“There is something behind all this,” he said. “I am not so vain as to think any merits of mine would influence you. But my devotion, my admiration of you, the very force of my passion, should move you. Be you ever so set against me—and I do not think you are—you should not be so strong to resist the shock of feeling. I do not know the cause, but I will find it out; and when I do, I shall remove it or be myself removed.” He touched my arm with his fingers. “When I touch you like that,” he said, “summer riots in my veins. I will not think that this which rouses me so is but power upon one side, and effect upon the other. Something in you called me to you, something in me will wake you yet. Mon Dieu, I could wait a score of years for my touch to thrill you as yours does me! And I will—I will.”

“You think it suits your honour to force my affections?” I asked; for I dared not say all I wished.

“What is there in this reflecting on my honour?” he answered. “At Versailles, believe me, they would say I strive here for a canonizing. No, no; think me so gallant that I follow you to serve you, to convince you that the way I go is the way your hopes will lie. Honour? To fetch you to the point where you and I should start together on the Appian Way, I would traffic with that, even, and say I did so, and would do so a thousand times, if in the end it put your hand in mine. Who, who can give you what I offer, can offer? See: I have given myself to a hundred women in my time—but what of me? That which was a candle in a wind, and the light went out. There was no depth, no life, in that; only the shadow of a man was there those hundred times. But here, now, the whole man plunges into this sea, and he will reach the lighthouse on the shore, or be broken on the reefs. Look in my eyes, and see the furnace there, and tell me if you think that fire is for cool corners in the gardens at Neuilly or for the Hills of—” He suddenly broke off, and a singular smile followed. “There, there,” he said, “I have said enough. It came to me all at once how droll my speech would sound to our people at Versailles. It is an elaborate irony that the occasional virtues of certain men turn and mock them. That is the penalty of being inconsistent. Be saint or imp; it is the only way. But this imp that mocks me relieves you of reply. Yet I have spoken truth, and again and again I will tell it you, till you believe according to my gospel.”

How glad I was that he himself lightened the situation! I had been driven to despair, but this strange twist in his mood made all smooth for me. “That ‘again and again’ sounds dreary,” said I. “It might almost appear I must sometime accept your gospel, to cure you of preaching it, and save me from eternal drowsiness.”

We were then most fortunately interrupted. He made his adieus, and I went to my room, brooded till my head ached, then fell a-weeping, and wished myself out of the world, I was so sick and weary. Now and again a hot shudder of shame and misery ran through me, as I thought of monsieur’s words to me. Put them how he would, they sound an insult now, though as he spoke I felt the power of his passion. “If you had lived a thousand years ago, you would have loved a thousand times,” he said to me one day.

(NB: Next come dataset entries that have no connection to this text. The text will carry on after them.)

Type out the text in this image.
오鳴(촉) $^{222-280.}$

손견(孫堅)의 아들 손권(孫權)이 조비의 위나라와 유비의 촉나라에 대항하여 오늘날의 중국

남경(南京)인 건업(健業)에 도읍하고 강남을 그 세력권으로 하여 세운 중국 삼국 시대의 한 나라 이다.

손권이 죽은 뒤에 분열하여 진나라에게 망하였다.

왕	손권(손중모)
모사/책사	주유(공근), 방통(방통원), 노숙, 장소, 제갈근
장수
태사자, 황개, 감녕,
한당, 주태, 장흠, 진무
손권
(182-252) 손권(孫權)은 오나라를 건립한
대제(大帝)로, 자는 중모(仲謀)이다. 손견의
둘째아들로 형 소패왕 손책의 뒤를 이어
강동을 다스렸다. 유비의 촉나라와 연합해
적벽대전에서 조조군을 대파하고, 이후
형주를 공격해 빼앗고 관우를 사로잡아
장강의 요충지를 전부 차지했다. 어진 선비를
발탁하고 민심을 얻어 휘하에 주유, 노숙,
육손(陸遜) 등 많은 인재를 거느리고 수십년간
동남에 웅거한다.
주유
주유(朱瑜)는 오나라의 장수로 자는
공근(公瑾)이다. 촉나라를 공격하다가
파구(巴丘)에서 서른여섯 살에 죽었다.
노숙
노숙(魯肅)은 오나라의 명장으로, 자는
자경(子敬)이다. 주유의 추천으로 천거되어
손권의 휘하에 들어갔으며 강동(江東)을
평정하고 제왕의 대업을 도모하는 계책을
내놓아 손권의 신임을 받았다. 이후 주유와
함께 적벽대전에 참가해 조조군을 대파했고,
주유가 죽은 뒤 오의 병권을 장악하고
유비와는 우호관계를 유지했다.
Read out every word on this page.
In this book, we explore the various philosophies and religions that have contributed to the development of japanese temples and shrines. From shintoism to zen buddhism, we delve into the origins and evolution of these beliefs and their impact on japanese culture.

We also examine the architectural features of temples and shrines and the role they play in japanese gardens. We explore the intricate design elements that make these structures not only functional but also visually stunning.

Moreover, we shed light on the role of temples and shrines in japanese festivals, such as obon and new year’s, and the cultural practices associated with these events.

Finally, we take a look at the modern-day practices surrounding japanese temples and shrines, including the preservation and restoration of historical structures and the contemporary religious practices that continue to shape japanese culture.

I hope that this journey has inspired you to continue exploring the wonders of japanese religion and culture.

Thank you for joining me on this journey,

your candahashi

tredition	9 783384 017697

Sometimes I think he spoke truly; I have a nature that responds to all eloquence in life.

Robert, I have bared my heart to thee. I have hidden nothing. In a few days I shall go back to the city with my mother, and when I can I will send news; and do thou send me news also, if thou canst devise a safe way. Meanwhile, I have written my brother Juste to be magnanimous, and to try for thy freedom. He will not betray me, and he may help us. I have begged him to write to thee a letter of reconcilement.

And now, comrade of my heart, do thou have courage. I also shall be strong as I am ardent. Having written thee, I am cheerful once more; and when again I may, I will open the doors of my heart that thou mayst come in. That heart is thine, Robert. Thy

ALIXE,

who loves thee all her days.

P.S.—I have found the names and places of the men who keep the guard beneath thy window. If there is chance for freedom that way, fix the day some time ahead, and I will see what may be done. Voban fears nothing; he will act secretly for me.